Whether and how such processes occur depends on the environmental compartment (air, water, soil) and the conditions prevailing there. In air, physical transformation occurs predominantly, i.e. the accumulation of different particles (heteroaggregation) or the aggregation of identical particles (homoaggregation) and the attachment to surfaces. In the soil, mainly chemical and biological transformations take place due to bacteria and fungi present. All three processes (physical, chemical and biological transformation) can be observed in water. However, the transformation processes that take place depend not only on the environmental compartment, but also on the particular innovative material. For example, some materials tend to dissolve, i.e. they form a compound with another substance and are then usually dissolved in water (e.g. silver, copper). Other materials are known to attach rapidly to other particles and then settle to the bottom (sediment; e.g. iron or iron oxide particles).
Transformation processes can rarely be observed directly. Because of the difficulty of detection, modelling is needed to simulate transformation behaviour as a function of different properties of the innovative materials (e.g. reactivity). These models serve to understand the distribution and interaction of innovative materials in and with the environment and are thus also a basis for toxicological risk assessment.
Chemical transformation processes
In chemical transformation processes, the components of innovative materials are converted into other forms (e.g. silver into silver sulfide) as a result of chemical reactions. Chemical transformation processes depend on various factors. One decisive factor is light, which can trigger redox reactions (i.e. the parallel oxidation and reduction of different substances). Radicals (uncharged, reactive particles) are formed by this so-called photocatalysis. Another factor in chemical transformation processes is the presence of oxygen. An example of this is the rusting of metals. Similarly, carbon-based innovative materials can be oxidized at the surface.

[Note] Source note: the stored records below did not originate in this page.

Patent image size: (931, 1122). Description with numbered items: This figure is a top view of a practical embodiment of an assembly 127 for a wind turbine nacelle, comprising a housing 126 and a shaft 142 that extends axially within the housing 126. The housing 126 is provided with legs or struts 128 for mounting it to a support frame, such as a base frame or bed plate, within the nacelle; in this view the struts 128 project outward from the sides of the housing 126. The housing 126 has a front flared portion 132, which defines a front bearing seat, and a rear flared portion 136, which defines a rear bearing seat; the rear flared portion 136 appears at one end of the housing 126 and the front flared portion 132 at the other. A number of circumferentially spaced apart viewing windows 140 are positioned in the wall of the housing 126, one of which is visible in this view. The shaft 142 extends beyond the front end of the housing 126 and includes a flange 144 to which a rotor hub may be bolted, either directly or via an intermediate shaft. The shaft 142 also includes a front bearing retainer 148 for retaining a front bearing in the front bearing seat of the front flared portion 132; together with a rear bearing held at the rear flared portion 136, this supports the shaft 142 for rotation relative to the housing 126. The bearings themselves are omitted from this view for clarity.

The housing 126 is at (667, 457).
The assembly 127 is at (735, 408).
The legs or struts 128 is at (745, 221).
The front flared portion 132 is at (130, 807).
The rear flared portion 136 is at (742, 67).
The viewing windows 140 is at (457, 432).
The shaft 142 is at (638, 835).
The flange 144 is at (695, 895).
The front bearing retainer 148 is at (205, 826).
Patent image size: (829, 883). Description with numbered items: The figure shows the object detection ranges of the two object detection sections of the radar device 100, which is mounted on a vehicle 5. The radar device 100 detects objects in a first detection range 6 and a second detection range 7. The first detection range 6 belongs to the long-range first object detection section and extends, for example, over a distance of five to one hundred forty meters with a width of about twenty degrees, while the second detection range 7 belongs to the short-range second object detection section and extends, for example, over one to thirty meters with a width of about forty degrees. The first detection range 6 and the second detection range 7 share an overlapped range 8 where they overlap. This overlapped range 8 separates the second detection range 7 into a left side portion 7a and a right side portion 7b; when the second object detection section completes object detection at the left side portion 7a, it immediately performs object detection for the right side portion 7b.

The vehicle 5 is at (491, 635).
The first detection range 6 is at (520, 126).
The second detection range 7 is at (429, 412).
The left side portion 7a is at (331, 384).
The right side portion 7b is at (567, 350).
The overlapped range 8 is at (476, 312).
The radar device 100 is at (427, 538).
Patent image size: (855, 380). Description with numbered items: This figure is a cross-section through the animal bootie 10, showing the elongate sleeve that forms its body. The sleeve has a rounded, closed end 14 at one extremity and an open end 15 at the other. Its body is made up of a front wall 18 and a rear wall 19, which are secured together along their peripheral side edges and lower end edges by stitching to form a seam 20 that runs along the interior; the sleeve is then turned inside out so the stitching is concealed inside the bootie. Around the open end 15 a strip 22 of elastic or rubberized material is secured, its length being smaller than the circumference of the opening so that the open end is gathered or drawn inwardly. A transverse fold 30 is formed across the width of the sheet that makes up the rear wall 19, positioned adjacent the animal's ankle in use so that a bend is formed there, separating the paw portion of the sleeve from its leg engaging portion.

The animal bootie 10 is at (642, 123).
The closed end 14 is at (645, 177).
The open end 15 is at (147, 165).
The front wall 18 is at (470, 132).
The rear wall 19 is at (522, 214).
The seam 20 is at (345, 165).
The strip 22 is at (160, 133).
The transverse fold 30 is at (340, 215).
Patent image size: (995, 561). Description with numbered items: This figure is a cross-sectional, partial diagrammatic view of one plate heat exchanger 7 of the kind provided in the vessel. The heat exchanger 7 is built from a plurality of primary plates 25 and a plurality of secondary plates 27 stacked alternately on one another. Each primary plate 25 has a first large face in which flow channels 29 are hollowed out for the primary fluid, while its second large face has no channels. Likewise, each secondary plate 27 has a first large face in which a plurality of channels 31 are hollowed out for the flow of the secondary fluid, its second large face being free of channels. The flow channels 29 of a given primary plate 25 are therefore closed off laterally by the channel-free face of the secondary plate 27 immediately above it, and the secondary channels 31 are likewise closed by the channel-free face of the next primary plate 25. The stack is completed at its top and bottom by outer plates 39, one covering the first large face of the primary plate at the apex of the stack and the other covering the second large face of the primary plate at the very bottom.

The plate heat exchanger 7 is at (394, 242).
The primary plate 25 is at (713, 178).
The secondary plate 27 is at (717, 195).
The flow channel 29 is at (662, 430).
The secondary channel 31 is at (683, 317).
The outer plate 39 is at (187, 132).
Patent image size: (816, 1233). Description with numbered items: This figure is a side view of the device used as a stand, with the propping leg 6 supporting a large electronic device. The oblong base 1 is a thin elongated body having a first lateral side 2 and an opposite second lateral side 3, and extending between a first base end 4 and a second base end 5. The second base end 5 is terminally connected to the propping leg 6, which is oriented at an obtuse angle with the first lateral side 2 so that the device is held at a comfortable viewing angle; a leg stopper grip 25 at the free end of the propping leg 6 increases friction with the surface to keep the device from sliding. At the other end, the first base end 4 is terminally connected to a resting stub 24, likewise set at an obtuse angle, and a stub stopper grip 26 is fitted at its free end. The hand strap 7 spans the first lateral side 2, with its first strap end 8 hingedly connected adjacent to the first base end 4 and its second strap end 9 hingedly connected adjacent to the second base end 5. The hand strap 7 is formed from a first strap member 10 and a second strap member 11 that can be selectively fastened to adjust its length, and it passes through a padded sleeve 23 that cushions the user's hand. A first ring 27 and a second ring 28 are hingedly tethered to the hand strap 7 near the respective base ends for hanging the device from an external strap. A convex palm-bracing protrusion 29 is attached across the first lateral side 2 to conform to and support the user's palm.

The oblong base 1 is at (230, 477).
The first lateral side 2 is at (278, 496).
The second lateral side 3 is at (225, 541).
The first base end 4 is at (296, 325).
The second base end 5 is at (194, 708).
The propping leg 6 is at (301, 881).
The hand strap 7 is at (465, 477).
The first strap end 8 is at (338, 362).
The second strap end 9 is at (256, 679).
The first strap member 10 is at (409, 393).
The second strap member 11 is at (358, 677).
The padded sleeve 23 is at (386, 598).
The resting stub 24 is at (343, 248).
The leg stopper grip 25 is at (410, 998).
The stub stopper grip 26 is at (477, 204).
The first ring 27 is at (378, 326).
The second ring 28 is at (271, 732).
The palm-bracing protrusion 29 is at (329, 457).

Due to the good conductivity of ions and electrons, many redox reactions take place in aqueous environments (e.g. rusting of iron nanoparticles). Another decisive factor in water is solubility e.g. in the case of nanosilver particles. These slowly release silver ions into the environment, thus dissolving. Depending on the environment and further reaction partners contained in the water (here e.g. sulfur ions), nanoparticles can be formed again, as the poorly soluble silver sulfide is formed and precipitates, i.e. forms a solid precipitate (precipitation). Thus, silver particles become the silver sulfide particles by chemical transformation.
Physical transformation processes
Physical transformation processes mainly include addition and deposition processes. Important processes here are homo- and heteroagglomeration, i.e. the aggregation of nanoparticles and other particles into larger complexes. One consequence of this is sedimentation, in which innovative materials settle to the bottom in aqueous environments. The same applies to the attachment to various structures, e.g. stones or organisms, and the detachment of the innovative materials from surfaces again (adsorption/desorption).
Biological transformation processes
Animal and plant life also have an important influence. Microorganisms can not only decompose organic substances, which is also called biodegradation. For example, fungi and bacteria can degrade carbonaceous innovative materials or dissolve metallic particles. Biomodification, which involves the incorporation of nanoparticles into more complex structures (e.g. incorporation of iron oxide nanoparticles into plant leaves), has also been demonstrated in plants and animals.
Transformation processes are very diverse and complex processes that can be simplified into chemical, biological and physical processes. During these processes, the properties of the innovative materials and thus also their distribution in the environment can change. For a valid risk assessment of innovative materials, a detailed consideration of all three transformation processes is necessary.
Abbas, Q et al. (2020). Transformation pathways and fate of engineered nanoparticles (ENPs) in distinct interactive environmental compartments: A review. Environ Int, 138 105646.